There are two answers to that question. The first side of it is, coming back to the reactive nature, you definitely need something that is proactive, or more accurately, very dynamic. For instance, the profile of spam changes not just by the day, but almost by the hour. You need something where the filtering rules and techniques both to eliminate spam and eliminate false positives are literally changing in real time as the profile of spam is changing. An Internet-level approach, where you have complete control of the environment, is much more tailored to deliver on this because detection profiles can be changing in real time without having to push out updates to clients in the hope that they get applied… you've got total control.
But more importantly, Internet-level scanning becomes much more pertinent when you look at the sheer volume of mail that's involved. Even if you had actual desktop prevention that was effective, the simple fact is that you've still got to receive all that mail to then decide you don't want it -- it's too late. By this time, your bandwidth and mail processing resources have already been tapped. The trend for the future, and obviously we are in this business, but we are seeing a trend -- not just ourselves, but also companies like us -- for Internet level protection to become the next big thing… to stop spam at its source before it gets anywhere near corporate boundaries or home users and erodes resources. Ultimately, as these Internet-level solutions become more prolific, the costs that spammers themselves incur will increase dramatically. As it becomes harder and harder for spammers to achieve results, they will look on to something else.

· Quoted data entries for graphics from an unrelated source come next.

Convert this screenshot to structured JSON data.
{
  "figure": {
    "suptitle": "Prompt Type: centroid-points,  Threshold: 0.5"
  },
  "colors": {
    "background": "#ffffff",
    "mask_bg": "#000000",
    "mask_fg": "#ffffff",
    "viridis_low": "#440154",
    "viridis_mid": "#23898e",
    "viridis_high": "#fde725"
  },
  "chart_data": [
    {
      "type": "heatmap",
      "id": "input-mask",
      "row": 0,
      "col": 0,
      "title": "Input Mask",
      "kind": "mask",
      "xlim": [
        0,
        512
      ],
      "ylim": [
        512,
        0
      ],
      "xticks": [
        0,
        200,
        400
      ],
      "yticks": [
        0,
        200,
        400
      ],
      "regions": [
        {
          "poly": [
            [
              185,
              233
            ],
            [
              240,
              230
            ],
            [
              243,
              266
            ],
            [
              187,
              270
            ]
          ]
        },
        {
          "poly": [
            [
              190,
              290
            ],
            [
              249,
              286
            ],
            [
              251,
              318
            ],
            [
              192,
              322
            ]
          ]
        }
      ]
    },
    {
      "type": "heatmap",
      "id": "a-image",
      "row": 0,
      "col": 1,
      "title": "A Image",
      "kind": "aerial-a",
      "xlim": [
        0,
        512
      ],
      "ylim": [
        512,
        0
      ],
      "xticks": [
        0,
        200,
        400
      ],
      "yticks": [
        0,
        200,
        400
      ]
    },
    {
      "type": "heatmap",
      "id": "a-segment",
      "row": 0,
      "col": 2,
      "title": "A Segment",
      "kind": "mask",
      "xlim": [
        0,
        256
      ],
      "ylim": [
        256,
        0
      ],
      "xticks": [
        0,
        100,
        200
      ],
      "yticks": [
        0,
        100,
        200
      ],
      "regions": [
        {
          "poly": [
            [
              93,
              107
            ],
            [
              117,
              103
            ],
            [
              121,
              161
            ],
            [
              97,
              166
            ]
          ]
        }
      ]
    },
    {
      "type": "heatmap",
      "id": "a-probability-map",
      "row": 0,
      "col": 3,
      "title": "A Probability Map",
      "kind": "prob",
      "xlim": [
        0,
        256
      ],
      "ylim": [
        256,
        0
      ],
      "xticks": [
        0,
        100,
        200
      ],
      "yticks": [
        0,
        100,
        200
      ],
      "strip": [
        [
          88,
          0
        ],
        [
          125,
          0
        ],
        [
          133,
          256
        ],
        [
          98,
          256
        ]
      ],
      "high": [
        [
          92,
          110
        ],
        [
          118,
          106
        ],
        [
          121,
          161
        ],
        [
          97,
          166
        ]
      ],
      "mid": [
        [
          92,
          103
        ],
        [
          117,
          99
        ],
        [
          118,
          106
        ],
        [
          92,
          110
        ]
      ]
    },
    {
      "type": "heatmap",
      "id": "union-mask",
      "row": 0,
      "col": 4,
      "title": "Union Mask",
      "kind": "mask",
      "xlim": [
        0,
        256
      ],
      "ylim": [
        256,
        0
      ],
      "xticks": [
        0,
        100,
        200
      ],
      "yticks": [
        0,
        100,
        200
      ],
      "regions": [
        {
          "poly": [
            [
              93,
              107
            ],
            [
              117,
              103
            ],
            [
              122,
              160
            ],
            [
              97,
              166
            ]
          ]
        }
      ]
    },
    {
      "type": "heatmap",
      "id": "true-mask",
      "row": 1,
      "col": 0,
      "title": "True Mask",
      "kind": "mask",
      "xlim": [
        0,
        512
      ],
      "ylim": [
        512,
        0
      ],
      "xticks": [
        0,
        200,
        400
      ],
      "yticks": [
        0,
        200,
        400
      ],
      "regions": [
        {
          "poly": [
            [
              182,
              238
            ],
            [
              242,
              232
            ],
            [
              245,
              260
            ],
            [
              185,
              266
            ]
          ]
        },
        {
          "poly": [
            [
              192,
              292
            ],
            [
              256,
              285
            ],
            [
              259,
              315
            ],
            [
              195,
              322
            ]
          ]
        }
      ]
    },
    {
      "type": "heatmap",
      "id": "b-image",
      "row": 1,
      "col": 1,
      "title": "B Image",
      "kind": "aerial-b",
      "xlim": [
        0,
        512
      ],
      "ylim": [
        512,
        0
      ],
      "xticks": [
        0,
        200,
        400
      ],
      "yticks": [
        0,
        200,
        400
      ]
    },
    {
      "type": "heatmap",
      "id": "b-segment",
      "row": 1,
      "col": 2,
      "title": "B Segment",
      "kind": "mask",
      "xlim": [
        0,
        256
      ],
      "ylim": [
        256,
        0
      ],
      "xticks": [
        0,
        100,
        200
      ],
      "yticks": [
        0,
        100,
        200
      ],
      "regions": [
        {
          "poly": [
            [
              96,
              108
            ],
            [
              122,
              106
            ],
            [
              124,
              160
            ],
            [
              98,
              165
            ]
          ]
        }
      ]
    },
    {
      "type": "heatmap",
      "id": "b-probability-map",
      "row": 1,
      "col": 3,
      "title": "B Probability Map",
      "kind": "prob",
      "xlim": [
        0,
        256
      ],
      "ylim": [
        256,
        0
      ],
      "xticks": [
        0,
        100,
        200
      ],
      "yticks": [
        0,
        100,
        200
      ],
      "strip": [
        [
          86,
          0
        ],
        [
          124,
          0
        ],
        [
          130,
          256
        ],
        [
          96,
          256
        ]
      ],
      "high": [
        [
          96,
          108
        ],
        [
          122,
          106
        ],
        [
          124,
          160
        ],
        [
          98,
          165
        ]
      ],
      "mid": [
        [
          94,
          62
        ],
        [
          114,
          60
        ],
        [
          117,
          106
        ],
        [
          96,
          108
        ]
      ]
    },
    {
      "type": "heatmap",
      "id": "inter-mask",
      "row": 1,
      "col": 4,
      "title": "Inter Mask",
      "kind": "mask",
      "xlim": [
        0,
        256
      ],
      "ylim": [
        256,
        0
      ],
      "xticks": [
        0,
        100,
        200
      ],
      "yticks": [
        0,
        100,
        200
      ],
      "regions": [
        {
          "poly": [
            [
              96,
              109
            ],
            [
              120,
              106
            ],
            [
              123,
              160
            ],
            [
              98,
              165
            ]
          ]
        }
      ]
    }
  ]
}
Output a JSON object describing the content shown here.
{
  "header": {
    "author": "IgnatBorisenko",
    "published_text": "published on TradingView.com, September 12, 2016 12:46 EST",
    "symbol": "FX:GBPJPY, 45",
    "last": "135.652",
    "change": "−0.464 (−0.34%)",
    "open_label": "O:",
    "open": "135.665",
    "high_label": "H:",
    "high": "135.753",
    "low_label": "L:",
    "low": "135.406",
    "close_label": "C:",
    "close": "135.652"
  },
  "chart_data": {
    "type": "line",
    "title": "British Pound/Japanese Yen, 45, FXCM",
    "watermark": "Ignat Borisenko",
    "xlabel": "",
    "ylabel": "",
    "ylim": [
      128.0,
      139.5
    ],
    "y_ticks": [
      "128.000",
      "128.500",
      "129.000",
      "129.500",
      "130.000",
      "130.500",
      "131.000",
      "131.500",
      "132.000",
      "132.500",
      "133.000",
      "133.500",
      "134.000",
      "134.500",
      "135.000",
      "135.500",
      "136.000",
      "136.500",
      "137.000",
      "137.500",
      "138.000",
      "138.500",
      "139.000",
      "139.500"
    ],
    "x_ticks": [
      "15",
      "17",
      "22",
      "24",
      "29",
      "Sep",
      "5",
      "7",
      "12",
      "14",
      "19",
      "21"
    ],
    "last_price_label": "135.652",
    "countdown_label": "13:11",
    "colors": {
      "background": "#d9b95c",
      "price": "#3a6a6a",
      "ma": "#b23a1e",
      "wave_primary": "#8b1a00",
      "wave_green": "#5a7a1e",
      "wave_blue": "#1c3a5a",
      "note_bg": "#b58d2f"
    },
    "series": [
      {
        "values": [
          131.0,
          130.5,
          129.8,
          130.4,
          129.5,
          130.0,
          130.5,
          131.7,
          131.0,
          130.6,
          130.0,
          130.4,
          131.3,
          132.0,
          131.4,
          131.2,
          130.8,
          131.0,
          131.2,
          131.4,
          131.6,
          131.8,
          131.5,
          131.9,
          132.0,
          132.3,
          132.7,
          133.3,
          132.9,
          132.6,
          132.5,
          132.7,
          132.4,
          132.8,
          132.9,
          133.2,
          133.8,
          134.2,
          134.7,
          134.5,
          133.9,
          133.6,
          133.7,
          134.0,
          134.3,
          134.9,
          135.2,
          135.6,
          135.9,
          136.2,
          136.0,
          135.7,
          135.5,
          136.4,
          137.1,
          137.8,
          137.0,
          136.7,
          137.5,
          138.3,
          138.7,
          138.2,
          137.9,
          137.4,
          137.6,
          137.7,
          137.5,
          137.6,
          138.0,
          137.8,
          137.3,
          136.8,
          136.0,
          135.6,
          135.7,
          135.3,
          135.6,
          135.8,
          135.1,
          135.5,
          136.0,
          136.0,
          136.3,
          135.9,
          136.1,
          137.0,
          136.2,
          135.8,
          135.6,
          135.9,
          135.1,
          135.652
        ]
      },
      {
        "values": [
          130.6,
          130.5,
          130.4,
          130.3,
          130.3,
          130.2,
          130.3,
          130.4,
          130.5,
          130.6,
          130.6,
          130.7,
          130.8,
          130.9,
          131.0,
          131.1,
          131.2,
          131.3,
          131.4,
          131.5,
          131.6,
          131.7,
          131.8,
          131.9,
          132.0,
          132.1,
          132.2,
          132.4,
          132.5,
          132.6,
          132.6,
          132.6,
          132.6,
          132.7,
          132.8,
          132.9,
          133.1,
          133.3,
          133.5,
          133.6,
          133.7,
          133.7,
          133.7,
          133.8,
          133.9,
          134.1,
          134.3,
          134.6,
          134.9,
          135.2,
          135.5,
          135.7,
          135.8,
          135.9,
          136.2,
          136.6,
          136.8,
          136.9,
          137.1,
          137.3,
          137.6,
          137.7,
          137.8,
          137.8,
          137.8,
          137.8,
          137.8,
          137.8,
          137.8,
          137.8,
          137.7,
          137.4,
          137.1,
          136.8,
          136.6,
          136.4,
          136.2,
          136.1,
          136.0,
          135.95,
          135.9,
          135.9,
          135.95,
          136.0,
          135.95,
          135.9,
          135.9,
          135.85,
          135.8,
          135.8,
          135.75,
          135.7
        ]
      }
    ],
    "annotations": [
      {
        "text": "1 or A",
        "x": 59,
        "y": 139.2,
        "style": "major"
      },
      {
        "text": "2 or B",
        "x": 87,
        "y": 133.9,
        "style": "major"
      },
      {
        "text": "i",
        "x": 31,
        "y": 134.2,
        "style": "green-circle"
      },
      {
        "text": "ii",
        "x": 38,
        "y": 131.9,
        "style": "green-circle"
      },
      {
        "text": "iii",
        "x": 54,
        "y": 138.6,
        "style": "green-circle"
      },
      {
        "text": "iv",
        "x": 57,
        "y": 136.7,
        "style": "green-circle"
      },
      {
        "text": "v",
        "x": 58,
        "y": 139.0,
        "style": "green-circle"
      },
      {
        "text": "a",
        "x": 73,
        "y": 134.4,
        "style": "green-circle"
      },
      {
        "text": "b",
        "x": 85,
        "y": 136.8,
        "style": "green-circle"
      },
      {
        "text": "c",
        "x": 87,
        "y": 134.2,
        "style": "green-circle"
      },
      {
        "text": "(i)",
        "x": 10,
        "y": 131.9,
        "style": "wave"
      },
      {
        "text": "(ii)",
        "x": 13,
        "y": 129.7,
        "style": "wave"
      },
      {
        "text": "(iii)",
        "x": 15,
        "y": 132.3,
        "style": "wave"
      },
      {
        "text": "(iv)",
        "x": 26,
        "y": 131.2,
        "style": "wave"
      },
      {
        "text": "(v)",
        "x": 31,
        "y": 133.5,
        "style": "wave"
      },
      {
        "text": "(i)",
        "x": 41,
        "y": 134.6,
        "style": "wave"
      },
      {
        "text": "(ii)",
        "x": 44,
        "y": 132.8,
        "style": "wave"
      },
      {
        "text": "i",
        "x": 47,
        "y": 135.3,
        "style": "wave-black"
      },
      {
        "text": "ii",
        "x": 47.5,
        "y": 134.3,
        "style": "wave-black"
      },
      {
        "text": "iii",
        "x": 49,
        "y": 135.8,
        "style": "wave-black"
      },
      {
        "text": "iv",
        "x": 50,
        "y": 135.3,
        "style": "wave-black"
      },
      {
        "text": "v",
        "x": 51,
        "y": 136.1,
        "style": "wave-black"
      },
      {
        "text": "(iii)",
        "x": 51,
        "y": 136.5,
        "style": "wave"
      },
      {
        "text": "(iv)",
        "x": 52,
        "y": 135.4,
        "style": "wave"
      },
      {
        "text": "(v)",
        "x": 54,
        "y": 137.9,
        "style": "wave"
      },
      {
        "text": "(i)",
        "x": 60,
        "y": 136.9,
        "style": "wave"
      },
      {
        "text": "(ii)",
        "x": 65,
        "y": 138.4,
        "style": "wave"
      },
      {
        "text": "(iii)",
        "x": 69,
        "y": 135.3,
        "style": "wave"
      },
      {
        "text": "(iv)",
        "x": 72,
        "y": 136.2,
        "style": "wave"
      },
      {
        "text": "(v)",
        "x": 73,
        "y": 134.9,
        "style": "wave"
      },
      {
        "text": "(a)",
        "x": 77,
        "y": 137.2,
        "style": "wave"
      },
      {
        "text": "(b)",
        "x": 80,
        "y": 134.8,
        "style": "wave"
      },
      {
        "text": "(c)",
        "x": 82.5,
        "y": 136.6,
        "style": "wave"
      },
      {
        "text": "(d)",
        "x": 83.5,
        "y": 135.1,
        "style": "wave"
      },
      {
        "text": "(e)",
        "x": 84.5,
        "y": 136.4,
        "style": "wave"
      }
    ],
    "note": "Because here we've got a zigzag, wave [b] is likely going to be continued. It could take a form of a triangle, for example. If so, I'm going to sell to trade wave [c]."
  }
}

Internet-level filtering is exactly Messagelabs' business. This means that all your clients' email communication is monitored by you. Is this a potential cause for concern for corporate clients, specifically, that there is a third party out there that has root-level access to all mail that it sends or receives?
I think confidentiality is an initial concern, but this is a concept that has existed for a long time. All the same issues exist for any company's upstream ISP. What we need to do is make people think about the scanning concept more, and make great steps to give our customers the highest possible level of comfort and confidence. We are certified ISO 17799 and BS 7799. What that means is that we are externally audited about exactly how we manage our data and even who we can employ. We're also looking at providing an encrypted link from ourselves to our customers. Once we become the trusted party, we can also guarantee that the traffic between us and them is safe. We're looking at supporting the TLS (Transport Layer Security), which is emerging as the de facto standard for encrypted email. Messagelabs right now has a lot of financial, legal and even government customers, who themselves have performed a high degree of due diligence on our service.
Can you name some of your customers?
Our customers include the entire British Government, The Bank of New York, EMI Music, HealthPartners, StorageTek, Air Products and Chemicals, SC Johnson, Conde Nast Publications and Fujitsu, to name a few. There are other important clients who wish to remain nameless.
Messagelabs is the leading provider of managed email security services with more than a 50-percent share of the managed email security services market. The company currently protects more than 8,000 businesses worldwide from email threats such as viruses, spam and other unwanted content before they reach their networks, without requiring additional hardware or software.